- Nogal de Saldán Refuge Location of Nogal de Saldán Refuge in Antarctic Peninsula
- Coordinates: 69°24′04″S 68°49′20″W﻿ / ﻿69.401070°S 68.822150°W
- Country: Argentina
- Location in Antarctic Peninsula: Cape Jeremy Graham Land Antarctica
- Administered by: Argentine Army
- Established: 1958
- Named after: Paul Groussac
- Type: Seasonal
- Status: Abandoned

= Cape Jeremy =

Cape in Antarctica

Cape Jeremy is a cape marking the east side of the north entrance to George VI Sound and the west end of a line dividing Graham Land and Palmer Land, Antarctica. It was discovered by the British Graham Land expedition, 1934–1937, under John Riddoch Rymill, who named it for Jeremy Scott, son of James Maurice Scott, who served as home agent for the expedition and was formerly a member of the British Arctic Air Route Expedition.

== Nogal de Saldán Refuge ==

Nogal de Saldán Refuge is an Argentine Antarctic refuge located south east of Cape Jeremy, on the Fallières Coast. It is administered by the Argentine Army and depends on the San Martín Base, which is 200 km to the north.
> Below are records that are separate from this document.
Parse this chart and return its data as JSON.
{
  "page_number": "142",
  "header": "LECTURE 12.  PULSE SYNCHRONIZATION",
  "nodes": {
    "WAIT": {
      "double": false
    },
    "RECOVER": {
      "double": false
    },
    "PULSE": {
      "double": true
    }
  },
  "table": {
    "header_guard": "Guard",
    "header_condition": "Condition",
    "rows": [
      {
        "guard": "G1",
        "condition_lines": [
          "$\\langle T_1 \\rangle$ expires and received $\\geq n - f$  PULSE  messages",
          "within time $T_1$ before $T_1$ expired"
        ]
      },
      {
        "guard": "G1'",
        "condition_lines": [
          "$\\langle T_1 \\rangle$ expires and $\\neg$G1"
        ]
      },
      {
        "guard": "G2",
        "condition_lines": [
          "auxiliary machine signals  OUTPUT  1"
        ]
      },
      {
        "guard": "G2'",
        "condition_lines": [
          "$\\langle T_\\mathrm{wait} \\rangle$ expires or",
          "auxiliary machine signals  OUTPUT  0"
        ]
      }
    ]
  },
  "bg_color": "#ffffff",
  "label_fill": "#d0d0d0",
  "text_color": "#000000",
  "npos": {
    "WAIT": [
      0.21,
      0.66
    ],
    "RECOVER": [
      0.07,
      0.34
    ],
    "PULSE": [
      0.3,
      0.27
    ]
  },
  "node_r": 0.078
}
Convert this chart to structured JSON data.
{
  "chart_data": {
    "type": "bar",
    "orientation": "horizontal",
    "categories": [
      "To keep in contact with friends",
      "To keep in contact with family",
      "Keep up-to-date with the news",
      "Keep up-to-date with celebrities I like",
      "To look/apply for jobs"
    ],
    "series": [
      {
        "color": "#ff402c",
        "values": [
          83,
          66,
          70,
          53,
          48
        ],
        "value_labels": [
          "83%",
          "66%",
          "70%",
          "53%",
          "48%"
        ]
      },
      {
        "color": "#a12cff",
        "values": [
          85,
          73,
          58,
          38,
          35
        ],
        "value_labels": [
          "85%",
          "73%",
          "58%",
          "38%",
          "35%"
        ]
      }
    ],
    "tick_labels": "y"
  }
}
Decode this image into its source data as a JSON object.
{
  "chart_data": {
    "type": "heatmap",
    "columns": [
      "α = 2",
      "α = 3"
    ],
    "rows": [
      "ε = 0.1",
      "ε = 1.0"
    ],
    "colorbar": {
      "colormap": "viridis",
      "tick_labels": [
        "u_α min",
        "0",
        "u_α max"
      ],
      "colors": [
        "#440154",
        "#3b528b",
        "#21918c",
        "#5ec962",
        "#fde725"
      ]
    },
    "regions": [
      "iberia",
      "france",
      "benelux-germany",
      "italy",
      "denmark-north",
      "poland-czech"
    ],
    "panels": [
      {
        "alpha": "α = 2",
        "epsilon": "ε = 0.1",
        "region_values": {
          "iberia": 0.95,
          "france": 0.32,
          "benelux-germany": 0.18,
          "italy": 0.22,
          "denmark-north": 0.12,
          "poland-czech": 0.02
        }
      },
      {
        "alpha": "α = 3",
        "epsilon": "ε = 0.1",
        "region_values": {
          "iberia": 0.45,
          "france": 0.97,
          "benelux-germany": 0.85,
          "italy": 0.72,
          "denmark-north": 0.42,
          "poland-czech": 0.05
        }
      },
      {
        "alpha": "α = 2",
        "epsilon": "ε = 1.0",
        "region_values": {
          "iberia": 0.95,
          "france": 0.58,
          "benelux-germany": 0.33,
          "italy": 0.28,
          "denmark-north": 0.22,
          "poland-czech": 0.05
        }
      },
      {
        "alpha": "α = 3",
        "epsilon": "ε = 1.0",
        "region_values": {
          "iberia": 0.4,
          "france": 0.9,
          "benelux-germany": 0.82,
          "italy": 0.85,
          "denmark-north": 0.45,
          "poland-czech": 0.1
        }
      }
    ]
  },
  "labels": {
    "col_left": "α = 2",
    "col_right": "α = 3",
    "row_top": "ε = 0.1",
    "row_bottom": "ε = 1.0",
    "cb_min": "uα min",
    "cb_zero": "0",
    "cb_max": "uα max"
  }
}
Gustavo Adolfo Giró Tapper, with the rank of lieutenant, served as commander of the San Martín Base during the International Geophysical Year of the 1958. Its group was composed of 20 units. In the winter, he drove a patrol with sled pulled by dogs, to Cape Jeremy installing the Refuge Nogal de Saldán in September. Then he crossed the Antarctic Peninsula between Marguerite Bay and the Weddell Sea. The refuge was then abandoned.